One of the most sacred rules in sports is that players must never, under any circumstances, willfully do anything that puts the people who pay to watch the games at risk.
After the infamous “Malice in the Palace” in the NBA, in which Ron Artest (now Metta World Peace) of the Indiana Pacers attacked a Detroit fan at the Pistons’ Palace at Auburn Hills, Artest was suspended for the rest of the season (73 regular-season and 13 playoff games), Stephen Jackson got 30 games for his involvement and the Pacers team was dismantled after the season was over.
In baseball, there’s the infamous case of Vince Coleman, who threw an M-100 explosive packed with enough gunpowder for seven Civil War rifle rounds into a crowd in the parking lot and was thrown off the New York Mets’ “Worst Team Money Could Buy” in 1993.
And now in soccer, there’s the case of Kaku of the New York Red Bulls, who as is custom in his native Brazil for soccer players, goes by one name — his full name is Alejandro Romero Gamarra — and his red card for drilling a fan with a soccer ball.
It is one thing to throw or kick a ball into the stands; this in itself is not unusual in sports, nor in most cases does it do any harm, as players throw or kick the ball into the upper deck well away from the field.

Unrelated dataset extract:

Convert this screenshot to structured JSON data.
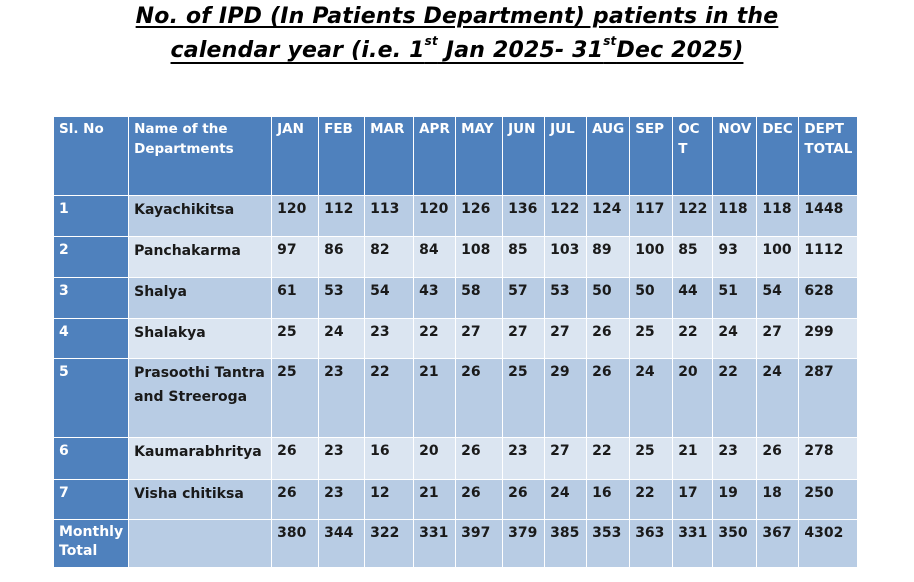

Kaku kicked the ball into the front row, not much farther than a shot on goal.
A fan of the opposing Sporting Kansas City took the ball right in the face, arguably doing a better job of stopping the shot than the Sporting keeper in the 2-2 draw.

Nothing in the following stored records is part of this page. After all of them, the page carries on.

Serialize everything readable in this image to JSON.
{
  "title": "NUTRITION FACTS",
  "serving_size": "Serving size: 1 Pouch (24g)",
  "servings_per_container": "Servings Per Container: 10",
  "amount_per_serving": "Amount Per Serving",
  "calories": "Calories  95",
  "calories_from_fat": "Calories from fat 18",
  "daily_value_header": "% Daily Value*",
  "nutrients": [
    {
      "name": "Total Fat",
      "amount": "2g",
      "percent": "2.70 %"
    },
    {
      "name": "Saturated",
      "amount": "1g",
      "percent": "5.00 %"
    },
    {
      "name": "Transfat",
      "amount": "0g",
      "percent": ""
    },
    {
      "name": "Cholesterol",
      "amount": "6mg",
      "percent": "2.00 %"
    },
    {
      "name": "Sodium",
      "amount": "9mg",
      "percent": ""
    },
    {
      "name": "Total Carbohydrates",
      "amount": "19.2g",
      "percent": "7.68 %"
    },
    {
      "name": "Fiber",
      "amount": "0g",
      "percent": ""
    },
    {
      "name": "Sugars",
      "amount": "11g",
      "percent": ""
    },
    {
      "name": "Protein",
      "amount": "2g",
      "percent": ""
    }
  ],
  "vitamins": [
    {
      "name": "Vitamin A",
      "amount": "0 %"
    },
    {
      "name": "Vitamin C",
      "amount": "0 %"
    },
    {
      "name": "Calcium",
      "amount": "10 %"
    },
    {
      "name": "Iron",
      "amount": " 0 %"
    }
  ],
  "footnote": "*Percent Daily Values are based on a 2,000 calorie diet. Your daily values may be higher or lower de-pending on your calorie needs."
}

Kaku was given a red card in extra time after intentionally kicking the ball into the stands at close range and hitting a fan. pic.twitter.com/QxjmBz5fV8
— ESPN FC (@ESPNFC) April 15, 2019
All Kaku needed to do was control his temper for one more minute of extra time and everyone could’ve walked off the field, taken the point in the standings and had orange slices.

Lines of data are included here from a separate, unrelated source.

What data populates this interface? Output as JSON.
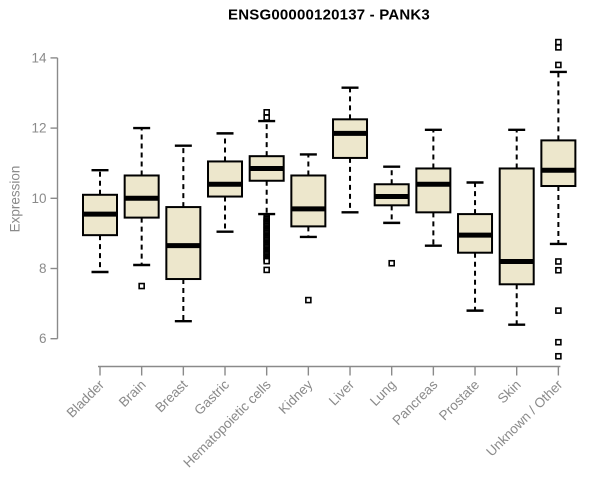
{
  "chart_data": {
    "type": "boxplot",
    "title": "ENSG00000120137 - PANK3",
    "ylabel": "Expression",
    "xlabel": "",
    "ylim": [
      6,
      14
    ],
    "yticks": [
      6,
      8,
      10,
      12,
      14
    ],
    "grid": false,
    "legend": false,
    "categories": [
      "Bladder",
      "Brain",
      "Breast",
      "Gastric",
      "Hematopoietic cells",
      "Kidney",
      "Liver",
      "Lung",
      "Pancreas",
      "Prostate",
      "Skin",
      "Unknown / Other"
    ],
    "boxes": [
      {
        "category": "Bladder",
        "whisker_low": 7.9,
        "q1": 8.95,
        "median": 9.55,
        "q3": 10.1,
        "whisker_high": 10.8,
        "outliers": []
      },
      {
        "category": "Brain",
        "whisker_low": 8.1,
        "q1": 9.45,
        "median": 10.0,
        "q3": 10.65,
        "whisker_high": 12.0,
        "outliers": [
          7.5
        ]
      },
      {
        "category": "Breast",
        "whisker_low": 6.5,
        "q1": 7.7,
        "median": 8.65,
        "q3": 9.75,
        "whisker_high": 11.5,
        "outliers": []
      },
      {
        "category": "Gastric",
        "whisker_low": 9.05,
        "q1": 10.05,
        "median": 10.4,
        "q3": 11.05,
        "whisker_high": 11.85,
        "outliers": []
      },
      {
        "category": "Hematopoietic cells",
        "whisker_low": 9.55,
        "q1": 10.5,
        "median": 10.85,
        "q3": 11.2,
        "whisker_high": 12.2,
        "outliers": [
          12.45,
          12.3,
          9.45,
          9.41,
          9.37,
          9.33,
          9.29,
          9.25,
          9.21,
          9.17,
          9.13,
          9.09,
          9.05,
          9.01,
          8.97,
          8.93,
          8.89,
          8.85,
          8.81,
          8.77,
          8.73,
          8.69,
          8.65,
          8.61,
          8.57,
          8.53,
          8.49,
          8.45,
          8.41,
          8.37,
          8.33,
          8.29,
          8.25,
          8.21,
          7.96
        ]
      },
      {
        "category": "Kidney",
        "whisker_low": 8.9,
        "q1": 9.2,
        "median": 9.7,
        "q3": 10.65,
        "whisker_high": 11.25,
        "outliers": [
          7.1
        ]
      },
      {
        "category": "Liver",
        "whisker_low": 9.6,
        "q1": 11.15,
        "median": 11.85,
        "q3": 12.25,
        "whisker_high": 13.15,
        "outliers": []
      },
      {
        "category": "Lung",
        "whisker_low": 9.3,
        "q1": 9.8,
        "median": 10.05,
        "q3": 10.4,
        "whisker_high": 10.9,
        "outliers": [
          8.15
        ]
      },
      {
        "category": "Pancreas",
        "whisker_low": 8.65,
        "q1": 9.6,
        "median": 10.4,
        "q3": 10.85,
        "whisker_high": 11.95,
        "outliers": []
      },
      {
        "category": "Prostate",
        "whisker_low": 6.8,
        "q1": 8.45,
        "median": 8.95,
        "q3": 9.55,
        "whisker_high": 10.45,
        "outliers": []
      },
      {
        "category": "Skin",
        "whisker_low": 6.4,
        "q1": 7.55,
        "median": 8.2,
        "q3": 10.85,
        "whisker_high": 11.95,
        "outliers": []
      },
      {
        "category": "Unknown / Other",
        "whisker_low": 8.7,
        "q1": 10.35,
        "median": 10.8,
        "q3": 11.65,
        "whisker_high": 13.6,
        "outliers": [
          14.45,
          14.3,
          13.8,
          8.2,
          7.95,
          6.8,
          5.9,
          5.5
        ]
      }
    ],
    "colors": {
      "box_fill": "#ede7cc",
      "box_border": "#000000",
      "median": "#000000",
      "whisker": "#000000",
      "outlier_stroke": "#000000",
      "outlier_fill": "#ffffff",
      "axis": "#8a8a8a",
      "tick_label": "#8a8a8a",
      "title": "#000000",
      "background": "#ffffff"
    }
  }
}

Instead, Kaku was swarmed by Kansas City players as a scrum broke out, thankfully with no punches being thrown or fans and players getting into any altercations.
When the referee arrived, he showed Kaku a red card as ESPN announcers referred to the incident as “a disgrace.”
After the game, Kaku said, “I want to take the time and apologize for my actions during tonight’s match. As a competitor, I was frustrated with myself and took out my frustrations in a way that is not acceptable. I love this game and would never want to disrespect it.”
I want to take the time and apologize for my actions during tonight’s match. As a competitor, I was frustrated with myself and took out my frustrations in a way that is not acceptable. I love this game and would never want to disrespect it. pic.twitter.com/0f1ufcXyJ4
— kaku (@kakuromero17) April 15, 2019
Kaku’s teammate, Daniel Royer, said he believed Kaku was trying to kick the ball into the running boards along the edge of the boundary but got under the ball and hit the fan instead — the moral of the story being it probably isn’t a good idea to slam anything in frustration where someone might get hurt.
After the scrum, yellow cards were also issued to Red Bulls goalkeeper Luis Robles and Sporting forward Krisztian Nemeth.
Robles, speaking of Kaku, said, “I know that he’s remorseful about it. I know that he didn’t mean to do it. We all checked in with the guy. I guess that’s the price you pay when you sit in the front row, right?”
Luis Robles on Kaku: “I know that he’s remorseful about it. I know that he didn’t mean to do it. We all checked in with the guy. I guess that’s the price you pay when you sit in the front row, right?”
— Sam McDowell (@SamMcDowell11) April 15, 2019
There is, however, a big difference between fans sitting close to the action in a sport where the ball frequently enters the stands such as soccer or baseball paying attention, and fans having to brace themselves when the play is blown dead and a player throws a temper tantrum.
There is also the question of how MLS and the Red Bulls club will handle discipline for Kaku after this incident.
A fine seems definite. A suspension beyond the automatic one game that comes with every red card seems likely.
But will MLS Commissioner Don Garber go further and make the kind of bold statement that David Stern did when he suspended Artest for the rest of the season, or the Mets did when they kicked Coleman off the team?
The sanctity of fan safety at games just became Major League Soccer’s problem, and the league’s response will say a lot about the future of the MSL’s fan- and family-friendly image.